Mereka bertarung seperti kucing liar. Hingga Belinda merasakan lengannya dicengkeram oleh seseorang. Sejenak, jantung Belinda berhenti. Takut kalau seorang prefek menemukan mereka berkelahi. Tapi, rupanya ia segera diseret hingga masuk ke dalam sebuah ruangan.
Seorang wanita dengan tulang pipi tinggi menggeleng-gelengkan kepala. "Kalian berkelahi seperti kucing liar di depan tokoku. Lihat, pelangganku sampai merasa tak nyaman. Hattie, ambilkan handuk untuk kedua gadis nakal ini."
Belinda melihat ke sekeliling, dan menyadari kalau tadi mereka berkelahi di depan jendela toko. Wanita-wanita yang sedang berbelanja di dalam toko memperhatikan mereka. Pipinya terasa panas. Ia melihat ke arah Elise, dan menemukan bahwa kondisi gadis itu tak beda jauh dengannya. Pipi dan hidungnya merah, dan anehnya, matanya juga ikut merah.
Wanita pemilik toko itu memberikan Belinda dan Elise handuk.
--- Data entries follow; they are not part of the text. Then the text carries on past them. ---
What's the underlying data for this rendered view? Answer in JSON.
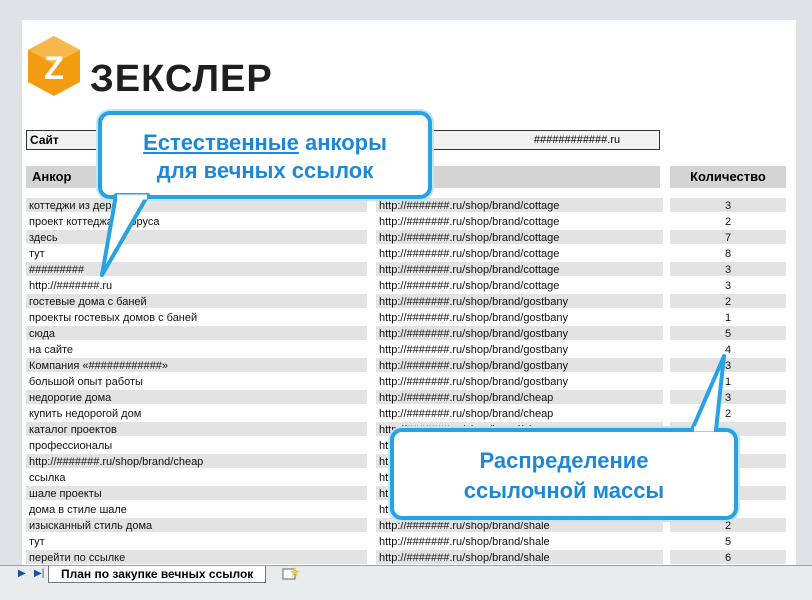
{
  "brand": {
    "name": "ЗЕКСЛЕР",
    "logo_letter": "Z",
    "logo_color": "#f39c12"
  },
  "site": {
    "label": "Сайт",
    "value": "############.ru"
  },
  "columns": {
    "anchor": "Анкор",
    "url": "",
    "count": "Количество"
  },
  "rows": [
    {
      "anchor": "коттеджи из дерева",
      "url": "http://#######.ru/shop/brand/cottage",
      "count": "3"
    },
    {
      "anchor": "проект коттеджа из бруса",
      "url": "http://#######.ru/shop/brand/cottage",
      "count": "2"
    },
    {
      "anchor": "здесь",
      "url": "http://#######.ru/shop/brand/cottage",
      "count": "7"
    },
    {
      "anchor": "тут",
      "url": "http://#######.ru/shop/brand/cottage",
      "count": "8"
    },
    {
      "anchor": "#########",
      "url": "http://#######.ru/shop/brand/cottage",
      "count": "3"
    },
    {
      "anchor": "http://#######.ru",
      "url": "http://#######.ru/shop/brand/cottage",
      "count": "3"
    },
    {
      "anchor": "гостевые дома с баней",
      "url": "http://#######.ru/shop/brand/gostbany",
      "count": "2"
    },
    {
      "anchor": "проекты гостевых домов с баней",
      "url": "http://#######.ru/shop/brand/gostbany",
      "count": "1"
    },
    {
      "anchor": "сюда",
      "url": "http://#######.ru/shop/brand/gostbany",
      "count": "5"
    },
    {
      "anchor": "на сайте",
      "url": "http://#######.ru/shop/brand/gostbany",
      "count": "4"
    },
    {
      "anchor": "Компания «############»",
      "url": "http://#######.ru/shop/brand/gostbany",
      "count": "3"
    },
    {
      "anchor": "большой опыт работы",
      "url": "http://#######.ru/shop/brand/gostbany",
      "count": "1"
    },
    {
      "anchor": "недорогие дома",
      "url": "http://#######.ru/shop/brand/cheap",
      "count": "3"
    },
    {
      "anchor": "купить недорогой дом",
      "url": "http://#######.ru/shop/brand/cheap",
      "count": "2"
    },
    {
      "anchor": "каталог проектов",
      "url": "http://#######.ru/shop/brand/cheap",
      "count": ""
    },
    {
      "anchor": "профессионалы",
      "url": "http://#######.ru/shop/brand/cheap",
      "count": ""
    },
    {
      "anchor": "http://#######.ru/shop/brand/cheap",
      "url": "http://#######.ru/shop/brand/cheap",
      "count": ""
    },
    {
      "anchor": "ссылка",
      "url": "http://#######.ru/shop/brand/shale",
      "count": ""
    },
    {
      "anchor": "шале проекты",
      "url": "http://#######.ru/shop/brand/shale",
      "count": ""
    },
    {
      "anchor": "дома в стиле шале",
      "url": "http://#######.ru/shop/brand/shale",
      "count": ""
    },
    {
      "anchor": "изысканный стиль дома",
      "url": "http://#######.ru/shop/brand/shale",
      "count": "2"
    },
    {
      "anchor": "тут",
      "url": "http://#######.ru/shop/brand/shale",
      "count": "5"
    },
    {
      "anchor": "перейти по ссылке",
      "url": "http://#######.ru/shop/brand/shale",
      "count": "6"
    }
  ],
  "tabs": {
    "sheet_name": "План по закупке вечных ссылок",
    "nav_first": "▶",
    "nav_last": "▶|"
  },
  "callouts": {
    "first": {
      "line1_underlined": "Естественные",
      "line1_rest": " анкоры",
      "line2": "для вечных ссылок"
    },
    "second": {
      "line1": "Распределение",
      "line2": "ссылочной массы"
    }
  },
  "colors": {
    "callout_border": "#27a3e3",
    "callout_text": "#1e88d6",
    "row_shade": "#e3e3e3"
  }
}
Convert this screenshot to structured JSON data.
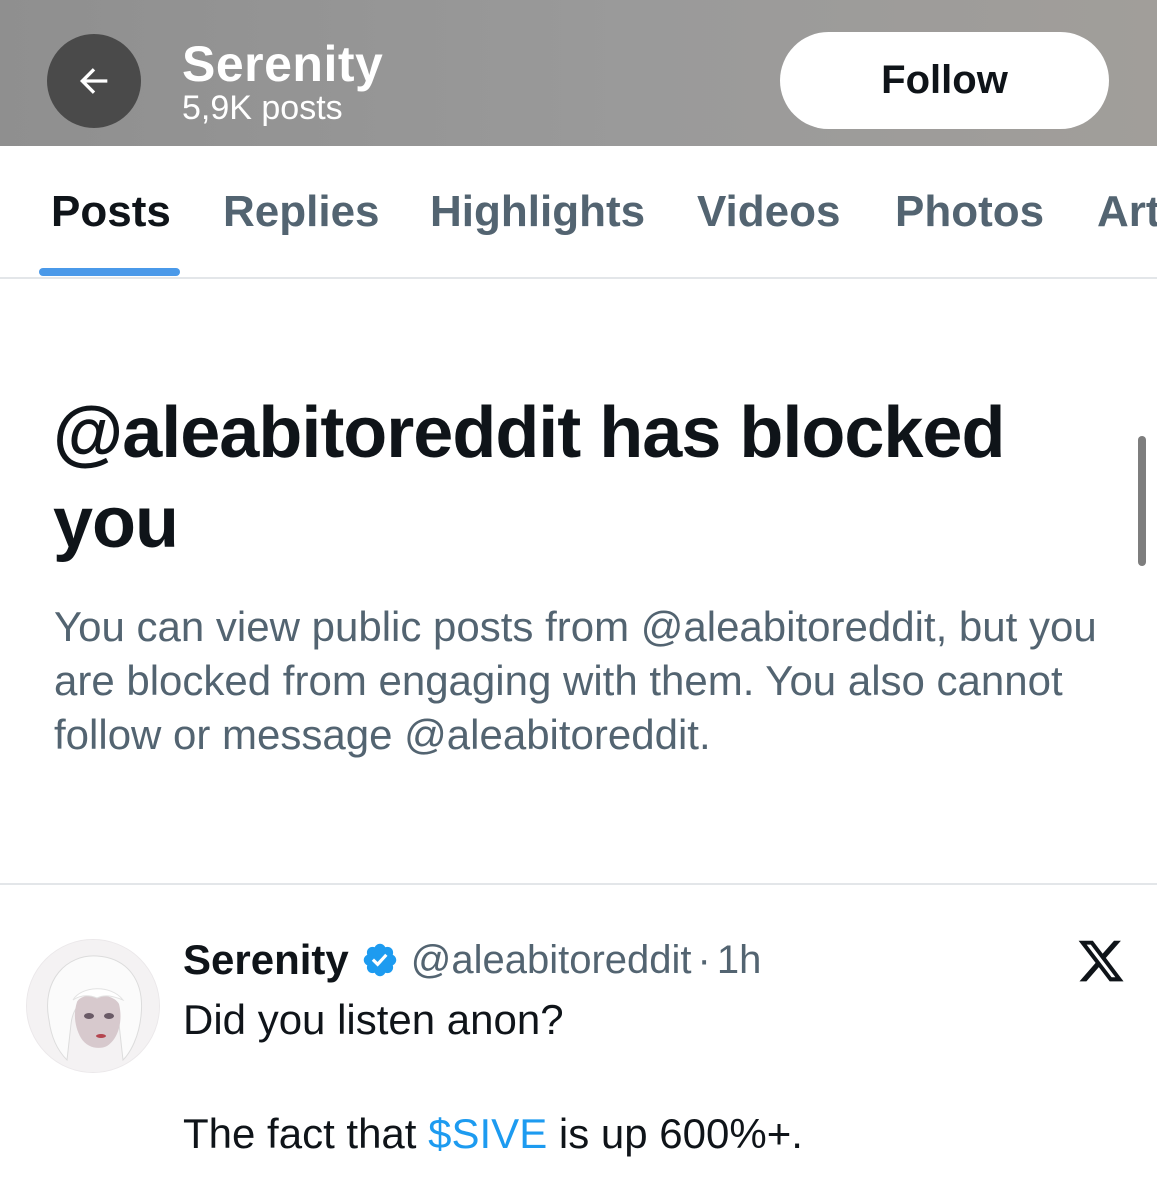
{
  "header": {
    "name": "Serenity",
    "post_count": "5,9K posts",
    "follow_label": "Follow"
  },
  "tabs": [
    {
      "label": "Posts",
      "active": true
    },
    {
      "label": "Replies",
      "active": false
    },
    {
      "label": "Highlights",
      "active": false
    },
    {
      "label": "Videos",
      "active": false
    },
    {
      "label": "Photos",
      "active": false
    },
    {
      "label": "Art",
      "active": false
    }
  ],
  "blocked": {
    "title": "@aleabitoreddit has blocked you",
    "description": "You can view public posts from @aleabitoreddit, but you are blocked from engaging with them. You also cannot follow or message @aleabitoreddit."
  },
  "post": {
    "author_name": "Serenity",
    "handle": "@aleabitoreddit",
    "separator": "·",
    "time": "1h",
    "text_line1": "Did you listen anon?",
    "text_line2_prefix": "The fact that ",
    "cashtag": "$SIVE",
    "text_line2_suffix": " is up 600%+."
  },
  "icons": {
    "back": "arrow-left-icon",
    "verified": "verified-badge-icon",
    "platform": "x-logo-icon"
  },
  "colors": {
    "accent": "#1d9bf0",
    "tab_indicator": "#4a99e9",
    "secondary_text": "#536471",
    "primary_text": "#0f1419"
  }
}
Kemudian mereka didudukkan di sebuah meja dan disediakan dua cangkir teh panas. "Daripada kalian menakut-nakuti calon pelangganku, lebih baik kalian membicarakan masalah kalian di sini. Aku tak akan mengganggu kalian lagi. Hujan sangat deras karena disertai badai, jangan pergi dulu kalau belum reda. Aku akan membantu kalian berbicara pada Miss Frost kalau sampai jam sepuluh malam kalian belum bisa kembali."
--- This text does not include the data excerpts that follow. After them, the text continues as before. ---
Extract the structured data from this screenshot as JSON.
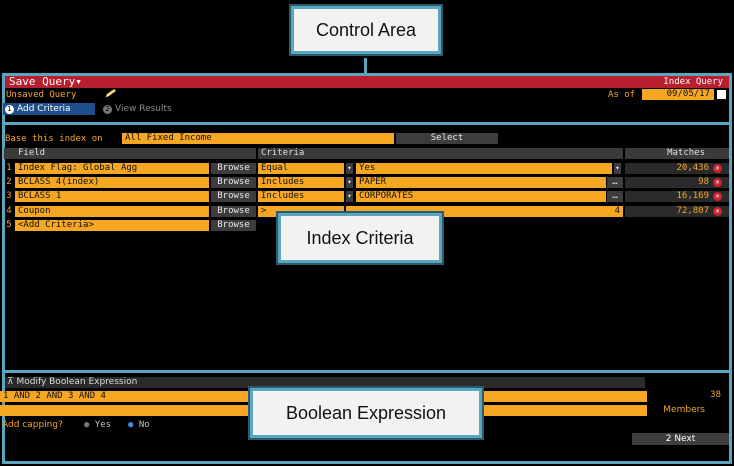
{
  "callouts": {
    "control_area": "Control Area",
    "index_criteria": "Index Criteria",
    "boolean_expression": "Boolean Expression"
  },
  "header": {
    "title": "Save Query",
    "title_suffix": "▾",
    "right_label": "Index Query",
    "status": "Unsaved Query",
    "as_of_label": "As of",
    "as_of_date": "09/05/17"
  },
  "steps": [
    {
      "num": "1",
      "label": "Add Criteria"
    },
    {
      "num": "2",
      "label": "View Results"
    }
  ],
  "base": {
    "label": "Base this index on",
    "value": "All Fixed Income",
    "select_label": "Select"
  },
  "table": {
    "headers": {
      "field": "Field",
      "criteria": "Criteria",
      "matches": "Matches"
    },
    "browse_label": "Browse",
    "rows": [
      {
        "num": "1",
        "field": "Index Flag: Global Agg",
        "operator": "Equal",
        "value": "Yes",
        "matches": "20,436"
      },
      {
        "num": "2",
        "field": "BCLASS 4(index)",
        "operator": "Includes",
        "value": "PAPER",
        "matches": "98"
      },
      {
        "num": "3",
        "field": "BCLASS 1",
        "operator": "Includes",
        "value": "CORPORATES",
        "matches": "16,169"
      },
      {
        "num": "4",
        "field": "Coupon",
        "operator": ">",
        "value": "4",
        "matches": "72,807"
      },
      {
        "num": "5",
        "field": "<Add Criteria>"
      }
    ]
  },
  "boolean": {
    "section_label": "Modify Boolean Expression",
    "expression": "1 AND 2 AND 3 AND 4",
    "members_count": "38",
    "members_label": "Members",
    "capping_label": "Add capping?",
    "capping_yes": "Yes",
    "capping_no": "No",
    "next_num": "2",
    "next_label": "Next"
  },
  "colors": {
    "accent_orange": "#f5a623",
    "title_red": "#b81f2e",
    "callout_border": "#5aa6c0"
  }
}
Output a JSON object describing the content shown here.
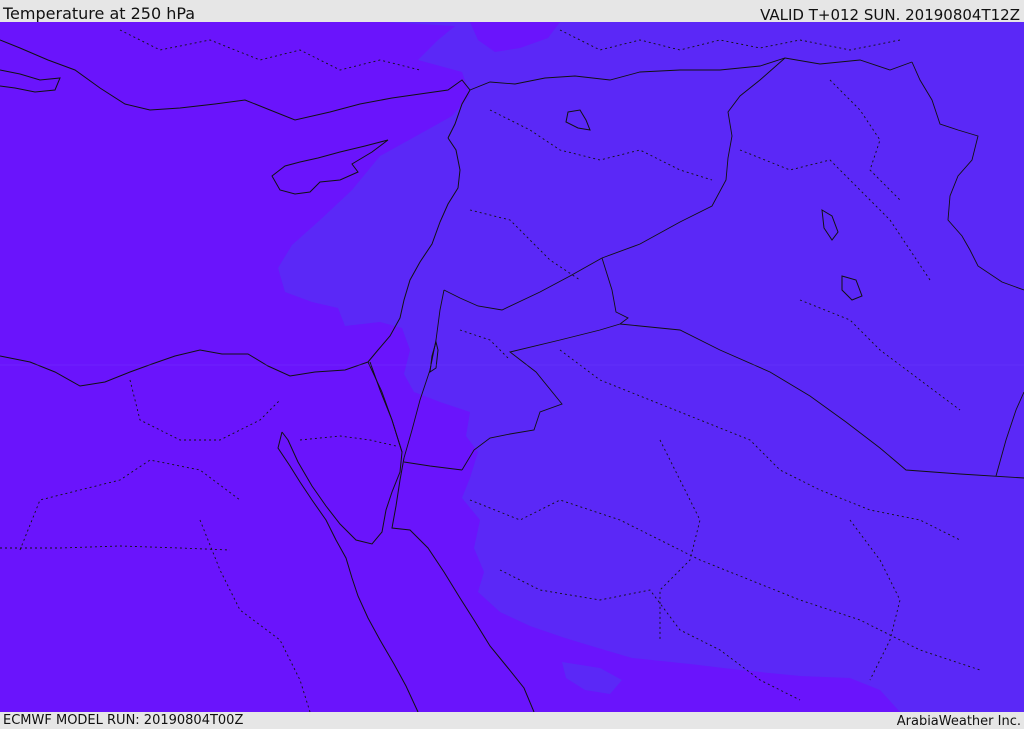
{
  "header": {
    "title": "Temperature at 250 hPa",
    "valid_time": "VALID T+012 SUN. 20190804T12Z"
  },
  "footer": {
    "model_run": "ECMWF MODEL RUN: 20190804T00Z",
    "credit": "ArabiaWeather Inc."
  },
  "map": {
    "colors": {
      "cold_field": "#6a14fc",
      "warm_field": "#5b28f7",
      "coastline": "#111111",
      "border": "#111111"
    }
  }
}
Rupanya wanita itu tahu kalau mereka adalah murid Palais Lyle. Kepala Belinda makin pening. Ia baru saja menghancurkan reputasi Palais Lyle sebagai sekolah yang mendidik gadis-gadis beretika dan tahu sopan santun. Elise pasti tak memikirkannya. Namun, saat ia melihat Elise di hadapannya, ia tertegun.
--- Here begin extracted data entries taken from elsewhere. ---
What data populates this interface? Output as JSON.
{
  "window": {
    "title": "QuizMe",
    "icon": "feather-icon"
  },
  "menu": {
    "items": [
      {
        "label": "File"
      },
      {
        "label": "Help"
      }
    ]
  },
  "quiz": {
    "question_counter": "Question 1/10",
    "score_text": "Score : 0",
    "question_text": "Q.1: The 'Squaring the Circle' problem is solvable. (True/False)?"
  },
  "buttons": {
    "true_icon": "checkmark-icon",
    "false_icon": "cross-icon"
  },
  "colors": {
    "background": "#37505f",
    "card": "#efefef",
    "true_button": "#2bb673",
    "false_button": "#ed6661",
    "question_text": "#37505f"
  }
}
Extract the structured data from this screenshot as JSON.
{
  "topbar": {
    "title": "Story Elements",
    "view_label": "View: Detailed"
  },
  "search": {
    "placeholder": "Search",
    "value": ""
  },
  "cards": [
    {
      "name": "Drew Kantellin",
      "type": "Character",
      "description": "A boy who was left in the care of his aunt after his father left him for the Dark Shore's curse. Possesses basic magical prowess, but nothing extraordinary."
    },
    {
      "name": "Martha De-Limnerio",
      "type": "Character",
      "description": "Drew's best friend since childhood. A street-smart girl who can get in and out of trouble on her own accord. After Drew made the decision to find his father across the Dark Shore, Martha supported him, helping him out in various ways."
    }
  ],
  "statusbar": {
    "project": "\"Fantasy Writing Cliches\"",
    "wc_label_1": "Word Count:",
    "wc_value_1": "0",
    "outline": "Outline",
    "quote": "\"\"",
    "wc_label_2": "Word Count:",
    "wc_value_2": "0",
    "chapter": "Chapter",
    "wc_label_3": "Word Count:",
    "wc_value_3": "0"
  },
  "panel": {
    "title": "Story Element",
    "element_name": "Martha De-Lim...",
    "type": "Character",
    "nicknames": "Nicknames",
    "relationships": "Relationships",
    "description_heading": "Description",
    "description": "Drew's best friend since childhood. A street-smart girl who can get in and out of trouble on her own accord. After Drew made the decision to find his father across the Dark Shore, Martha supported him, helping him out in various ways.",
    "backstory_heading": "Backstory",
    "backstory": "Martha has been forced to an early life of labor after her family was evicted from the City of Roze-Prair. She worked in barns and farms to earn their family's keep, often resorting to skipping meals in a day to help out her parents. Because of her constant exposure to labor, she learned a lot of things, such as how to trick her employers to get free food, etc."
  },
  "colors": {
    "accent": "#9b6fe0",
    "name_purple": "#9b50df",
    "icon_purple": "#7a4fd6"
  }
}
Bahu gadis itu tersengal-sengal, sungguhan ... apakah Elise sedang menangis?
KAMU SEDANG MEMBACA
The Tale of 12 Friary Lane
Novela JuvenilBelinda Holywell curiga kalau ayah mengirimnya ke Palais Lyle karena tak mau melihatnya lagi. Selama berada di sekolah berasrama itu, ia tak mau berteman dan terus menyendiri. Suatu hari, ia melihat liontin flute mendiang ibunya dipakai oleh seekor...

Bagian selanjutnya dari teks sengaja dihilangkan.